How to check if a Unix .tar.gz file is a valid file without uncompressing?
I have found the question How to determine if data is valid tar file without a file?, but I was wondering: is there a ready made command line solution?
What about just getting a listing of the tarball and throw away the output, rather than decompressing the file?
tar -tzf my_tar.tar.gz >/dev/null
Edited as per comment. Thanks zrajm!
Edit as per comment. Thanks Frozen Flame! This test in no way implies integrity of the data. Because it was designed as a tape archival utility most implementations of tar will allow multiple copies of the same file!

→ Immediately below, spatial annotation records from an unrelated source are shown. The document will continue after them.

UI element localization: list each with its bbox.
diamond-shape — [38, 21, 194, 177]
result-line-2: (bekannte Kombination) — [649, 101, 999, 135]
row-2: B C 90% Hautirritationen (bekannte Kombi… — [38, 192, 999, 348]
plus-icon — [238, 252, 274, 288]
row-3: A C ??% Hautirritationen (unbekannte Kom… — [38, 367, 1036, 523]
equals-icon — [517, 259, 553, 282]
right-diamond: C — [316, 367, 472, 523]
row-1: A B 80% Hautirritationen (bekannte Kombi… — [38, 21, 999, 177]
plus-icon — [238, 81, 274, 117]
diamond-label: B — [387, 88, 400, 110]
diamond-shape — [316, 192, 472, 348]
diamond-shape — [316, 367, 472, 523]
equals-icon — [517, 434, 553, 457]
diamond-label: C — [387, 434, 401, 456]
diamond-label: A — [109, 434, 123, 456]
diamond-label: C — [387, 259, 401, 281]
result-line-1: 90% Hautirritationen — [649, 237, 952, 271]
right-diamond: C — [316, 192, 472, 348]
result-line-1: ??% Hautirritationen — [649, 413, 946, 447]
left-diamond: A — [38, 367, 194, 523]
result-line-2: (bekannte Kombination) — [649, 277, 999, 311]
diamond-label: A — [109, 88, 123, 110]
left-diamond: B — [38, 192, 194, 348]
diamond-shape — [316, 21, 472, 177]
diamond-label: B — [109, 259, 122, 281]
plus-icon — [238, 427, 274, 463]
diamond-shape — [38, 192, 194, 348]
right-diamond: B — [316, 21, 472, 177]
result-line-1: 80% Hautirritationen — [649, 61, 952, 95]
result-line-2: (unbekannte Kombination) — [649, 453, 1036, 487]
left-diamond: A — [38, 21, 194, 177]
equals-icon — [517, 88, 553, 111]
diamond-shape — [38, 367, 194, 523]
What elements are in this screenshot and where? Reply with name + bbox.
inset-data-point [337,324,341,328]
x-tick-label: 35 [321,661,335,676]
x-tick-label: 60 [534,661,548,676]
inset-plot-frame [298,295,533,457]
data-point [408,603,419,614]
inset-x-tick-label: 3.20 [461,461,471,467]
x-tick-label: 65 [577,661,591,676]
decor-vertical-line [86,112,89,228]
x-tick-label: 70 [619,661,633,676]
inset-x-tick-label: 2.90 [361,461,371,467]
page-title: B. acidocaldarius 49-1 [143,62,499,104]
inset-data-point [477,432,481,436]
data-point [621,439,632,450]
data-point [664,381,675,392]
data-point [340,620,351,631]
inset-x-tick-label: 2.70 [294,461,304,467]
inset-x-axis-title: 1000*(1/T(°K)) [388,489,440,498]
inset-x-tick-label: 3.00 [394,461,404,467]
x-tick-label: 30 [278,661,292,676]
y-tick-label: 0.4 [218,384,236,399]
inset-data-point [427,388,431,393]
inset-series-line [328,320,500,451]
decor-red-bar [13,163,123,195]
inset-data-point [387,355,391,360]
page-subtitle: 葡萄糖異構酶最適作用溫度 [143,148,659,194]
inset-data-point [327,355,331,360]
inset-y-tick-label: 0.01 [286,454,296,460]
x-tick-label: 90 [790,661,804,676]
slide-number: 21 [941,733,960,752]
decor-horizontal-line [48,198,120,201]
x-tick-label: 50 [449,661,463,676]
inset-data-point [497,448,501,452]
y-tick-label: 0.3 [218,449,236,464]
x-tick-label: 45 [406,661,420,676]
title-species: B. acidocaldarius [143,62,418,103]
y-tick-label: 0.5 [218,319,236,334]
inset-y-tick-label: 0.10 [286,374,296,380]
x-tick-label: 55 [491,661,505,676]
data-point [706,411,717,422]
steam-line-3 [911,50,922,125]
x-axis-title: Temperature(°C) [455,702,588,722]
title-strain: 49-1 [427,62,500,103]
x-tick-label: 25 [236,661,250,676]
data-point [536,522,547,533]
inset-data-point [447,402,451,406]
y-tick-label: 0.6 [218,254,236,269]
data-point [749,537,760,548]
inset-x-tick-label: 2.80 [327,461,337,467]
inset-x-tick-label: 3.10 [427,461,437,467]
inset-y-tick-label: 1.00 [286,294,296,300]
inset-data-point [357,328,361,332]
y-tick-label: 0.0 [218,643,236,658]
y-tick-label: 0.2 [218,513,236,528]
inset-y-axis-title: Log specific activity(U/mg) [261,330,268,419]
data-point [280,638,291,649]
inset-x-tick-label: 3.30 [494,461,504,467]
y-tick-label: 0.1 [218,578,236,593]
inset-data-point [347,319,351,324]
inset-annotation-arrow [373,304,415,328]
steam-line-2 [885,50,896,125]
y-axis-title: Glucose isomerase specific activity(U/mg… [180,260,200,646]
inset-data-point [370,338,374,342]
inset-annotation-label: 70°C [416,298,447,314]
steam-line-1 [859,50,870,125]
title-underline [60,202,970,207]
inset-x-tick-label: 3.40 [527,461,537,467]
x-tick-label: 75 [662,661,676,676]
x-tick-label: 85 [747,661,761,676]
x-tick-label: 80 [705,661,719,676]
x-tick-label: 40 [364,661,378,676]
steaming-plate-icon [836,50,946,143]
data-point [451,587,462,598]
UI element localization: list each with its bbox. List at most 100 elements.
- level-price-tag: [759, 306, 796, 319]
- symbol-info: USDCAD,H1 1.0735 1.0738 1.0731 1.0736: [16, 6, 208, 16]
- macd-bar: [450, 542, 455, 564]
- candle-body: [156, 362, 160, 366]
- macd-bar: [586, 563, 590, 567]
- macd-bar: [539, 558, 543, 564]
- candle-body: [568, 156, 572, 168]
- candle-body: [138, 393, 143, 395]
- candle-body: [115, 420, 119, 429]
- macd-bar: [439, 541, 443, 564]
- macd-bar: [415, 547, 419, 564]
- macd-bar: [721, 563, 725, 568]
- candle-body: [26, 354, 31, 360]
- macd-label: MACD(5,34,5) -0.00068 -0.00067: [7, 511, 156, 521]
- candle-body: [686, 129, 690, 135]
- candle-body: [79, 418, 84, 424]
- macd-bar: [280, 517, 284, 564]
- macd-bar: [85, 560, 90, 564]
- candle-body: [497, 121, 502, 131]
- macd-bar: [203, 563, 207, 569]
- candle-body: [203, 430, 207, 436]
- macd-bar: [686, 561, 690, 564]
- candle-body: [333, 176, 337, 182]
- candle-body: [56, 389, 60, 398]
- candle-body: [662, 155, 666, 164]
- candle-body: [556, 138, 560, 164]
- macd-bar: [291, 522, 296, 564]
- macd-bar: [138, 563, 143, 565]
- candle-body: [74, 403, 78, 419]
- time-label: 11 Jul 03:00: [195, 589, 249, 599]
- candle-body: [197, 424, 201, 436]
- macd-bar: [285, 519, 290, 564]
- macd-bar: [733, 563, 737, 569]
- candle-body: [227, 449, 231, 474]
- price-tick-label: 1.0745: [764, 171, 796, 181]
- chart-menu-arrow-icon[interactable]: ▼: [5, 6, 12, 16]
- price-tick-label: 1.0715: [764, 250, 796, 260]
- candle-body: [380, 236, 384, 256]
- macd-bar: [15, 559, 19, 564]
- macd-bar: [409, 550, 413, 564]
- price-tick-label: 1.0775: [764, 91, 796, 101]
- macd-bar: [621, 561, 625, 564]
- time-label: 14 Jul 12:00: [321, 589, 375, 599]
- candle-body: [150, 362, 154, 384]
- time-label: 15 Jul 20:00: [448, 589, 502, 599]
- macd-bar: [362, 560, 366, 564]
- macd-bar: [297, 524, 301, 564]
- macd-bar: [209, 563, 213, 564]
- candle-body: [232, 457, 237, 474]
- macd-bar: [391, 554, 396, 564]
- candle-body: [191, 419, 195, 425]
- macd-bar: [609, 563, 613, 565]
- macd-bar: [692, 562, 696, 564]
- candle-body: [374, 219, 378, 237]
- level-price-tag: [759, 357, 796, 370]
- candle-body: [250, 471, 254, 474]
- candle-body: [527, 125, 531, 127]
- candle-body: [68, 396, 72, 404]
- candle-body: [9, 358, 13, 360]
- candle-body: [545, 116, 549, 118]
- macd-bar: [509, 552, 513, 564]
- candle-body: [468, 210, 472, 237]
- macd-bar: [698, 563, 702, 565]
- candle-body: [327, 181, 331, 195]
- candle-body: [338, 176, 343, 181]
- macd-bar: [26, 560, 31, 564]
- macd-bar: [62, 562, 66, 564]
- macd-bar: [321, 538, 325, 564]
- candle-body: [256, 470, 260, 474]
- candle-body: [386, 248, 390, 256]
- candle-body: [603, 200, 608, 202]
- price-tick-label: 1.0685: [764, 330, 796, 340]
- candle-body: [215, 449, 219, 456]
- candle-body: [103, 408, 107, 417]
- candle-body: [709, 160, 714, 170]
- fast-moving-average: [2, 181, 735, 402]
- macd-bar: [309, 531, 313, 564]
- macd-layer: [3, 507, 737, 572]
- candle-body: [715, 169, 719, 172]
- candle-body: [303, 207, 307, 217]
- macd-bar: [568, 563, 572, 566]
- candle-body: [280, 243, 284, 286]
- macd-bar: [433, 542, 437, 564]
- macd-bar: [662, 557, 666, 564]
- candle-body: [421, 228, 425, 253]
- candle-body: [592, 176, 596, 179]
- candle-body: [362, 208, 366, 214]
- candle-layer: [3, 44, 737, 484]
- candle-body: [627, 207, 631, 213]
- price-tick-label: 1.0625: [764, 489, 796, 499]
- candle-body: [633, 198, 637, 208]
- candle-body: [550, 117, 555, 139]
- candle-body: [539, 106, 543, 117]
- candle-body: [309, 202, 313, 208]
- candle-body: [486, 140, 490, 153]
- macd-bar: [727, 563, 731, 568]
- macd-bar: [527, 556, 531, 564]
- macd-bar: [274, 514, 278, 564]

you could probably use the gzip -t option to test the files integrity
http://linux.about.com/od/commands/l/blcmdl1_gzip.htm
from: http://unix.ittoolbox.com/groups/technical-functional/shellscript-l/how-to-test-file-integrity-of-targz-1138880
To test the gzip file is not corrupt:
gunzip -t file.tar.gz
To test the tar file inside is not corrupt:
gunzip -c file.tar.gz | tar -t > /dev/null
As part of the backup you could probably just run the latter command and check the value of $? afterwards for a 0 (success) value. If either the tar or the gzip has an issue, $? will have a non zero value.
If you want to do a real test extract of a tar file without extracting to disk, use the -O option. This spews the extract to standard output instead of the filesystem. If the tar file is corrupt, the process will abort with an error.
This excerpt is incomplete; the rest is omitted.